WGBS of control and DAC-treated tumor tissue from PDX model

PD-1 blockade has demonstrated impressive clinical outcomes in colorectal cancers that have high microsatellite instability. However, the therapeutic efficacy for patients with tumors with low microsatellite instability or stable microsatellites needs further improvement. Here, we have demonstrated that low-dose decitabine could increase the expression of immune-related genes such as major histocompatibility complex genes and cytokine-related genes as well as the number of lymphocytes at the tumor site in CT26 colorectal cancer-bearing mice. A more significant inhibition of tumor growth and a prolongation of survival were observed in the CT26 mouse model after treatment with a combination of PD-1 blockade and decitabine than in mice treated with decitabine or PD-1 blockade alone. The anti-tumor effect of the PD-1 blockade was enhanced by low-dose decitabine. The results of RNA sequencing and whole-genome bisulfite sequencing of decitabine-treated CT26 cells and tumor samples with microsatellite stability from the patient tumor-derived xenograft model have shown that many immune-related genes, including antigen processing and antigen-presenting genes, were upregulated, whereas the promoter demethylation was downregulated after decitabine exposure. Therefore, decitabine-based tumor microenvironment re-modulation could improve the effect of the PD-1 blockade. The application of decitabine in PD-1 blockade-based immunotherapy may elicit more potent immune responses, which can provide clinical benefits to the colorectal cancer patients with low microsatellite instability or stable microsatellites. Overall design: Fresh tumor samples from patients identified as MSS were selected for PDX model establishment. At 28 days post-inoculation, we administered DAC 20 µg to each mouse for 5 consecutive days by intraperitoneal injection. The control groups were given the same volumes of saline in the same manner. On the seventh day after the end of the drug treatment, the tumors were collected and conducted extraction of DNA and RNA.

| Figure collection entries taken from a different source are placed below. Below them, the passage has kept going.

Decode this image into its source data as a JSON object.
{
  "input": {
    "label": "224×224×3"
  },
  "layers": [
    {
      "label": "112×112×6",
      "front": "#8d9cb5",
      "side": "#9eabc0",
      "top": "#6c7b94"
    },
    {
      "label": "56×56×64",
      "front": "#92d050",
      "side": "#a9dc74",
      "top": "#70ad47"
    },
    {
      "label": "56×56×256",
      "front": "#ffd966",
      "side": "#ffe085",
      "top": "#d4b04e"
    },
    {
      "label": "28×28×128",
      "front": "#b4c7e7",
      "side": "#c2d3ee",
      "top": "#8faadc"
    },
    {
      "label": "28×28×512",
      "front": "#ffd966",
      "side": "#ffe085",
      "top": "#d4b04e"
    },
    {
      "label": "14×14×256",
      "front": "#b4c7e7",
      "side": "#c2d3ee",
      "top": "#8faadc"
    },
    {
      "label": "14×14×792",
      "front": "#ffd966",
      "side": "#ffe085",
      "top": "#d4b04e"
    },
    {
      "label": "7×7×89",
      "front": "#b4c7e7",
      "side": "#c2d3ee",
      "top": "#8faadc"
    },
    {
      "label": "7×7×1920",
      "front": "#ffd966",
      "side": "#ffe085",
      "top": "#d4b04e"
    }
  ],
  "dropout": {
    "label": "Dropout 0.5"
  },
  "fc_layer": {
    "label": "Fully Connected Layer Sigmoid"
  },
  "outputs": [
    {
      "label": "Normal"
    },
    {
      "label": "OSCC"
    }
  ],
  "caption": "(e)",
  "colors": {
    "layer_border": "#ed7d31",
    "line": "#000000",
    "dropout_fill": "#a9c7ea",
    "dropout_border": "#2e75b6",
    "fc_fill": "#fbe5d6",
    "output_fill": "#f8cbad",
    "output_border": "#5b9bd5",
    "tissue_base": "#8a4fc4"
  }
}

PD-1阻断疗法（PD-1 blockade）在高微卫星不稳定性（microsatellite instability, MSI）结直肠癌中已展现出卓越的临床疗效。然而，针对低微卫星不稳定性或微卫星稳定型肿瘤患者的治疗效果仍有待进一步提升。 本研究证实，低剂量地西他滨（decitabine，DAC）可上调主要组织相容性复合体基因（major histocompatibility complex genes）、细胞因子相关基因（cytokine-related genes）等免疫相关基因的表达，并增加CT26结直肠癌荷瘤小鼠肿瘤部位的淋巴细胞浸润数量。相较于单独使用地西他滨或PD-1阻断疗法的小鼠，联合应用PD-1阻断疗法与地西他滨的CT26小鼠模型中，肿瘤生长抑制效果更为显著，生存期也得以延长。低剂量地西他滨可增强PD-1阻断疗法的抗肿瘤作用。 对经地西他滨处理的CT26细胞以及患者来源的微卫星稳定型肿瘤异种移植（patient tumor-derived xenograft，PDX）模型中的肿瘤样本开展RNA测序（RNA sequencing）与全基因组亚硫酸氢盐测序（whole-genome bisulfite sequencing）后发现，地西他滨处理后，包括抗原加工基因与抗原呈递基因在内的众多免疫相关基因表达上调，而启动子去甲基化（promoter demethylation）水平则出现下调。 因此，基于地西他滨的肿瘤微环境重塑策略可改善PD-1阻断疗法的疗效。将地西他滨应用于基于PD-1阻断疗法的免疫治疗，可诱发更强效的免疫应答，从而为低微卫星不稳定性或微卫星稳定型结直肠癌患者带来临床获益。 实验设计：本研究选取经鉴定为微卫星稳定（microsatellite stability, MSS）的患者新鲜肿瘤样本构建PDX模型。接种后第28天，通过腹腔注射向每只小鼠给予20 μg地西他滨，连续给药5天。对照组以相同方式给予等体积生理盐水。给药结束后第7天，收集肿瘤样本并提取DNA与RNA。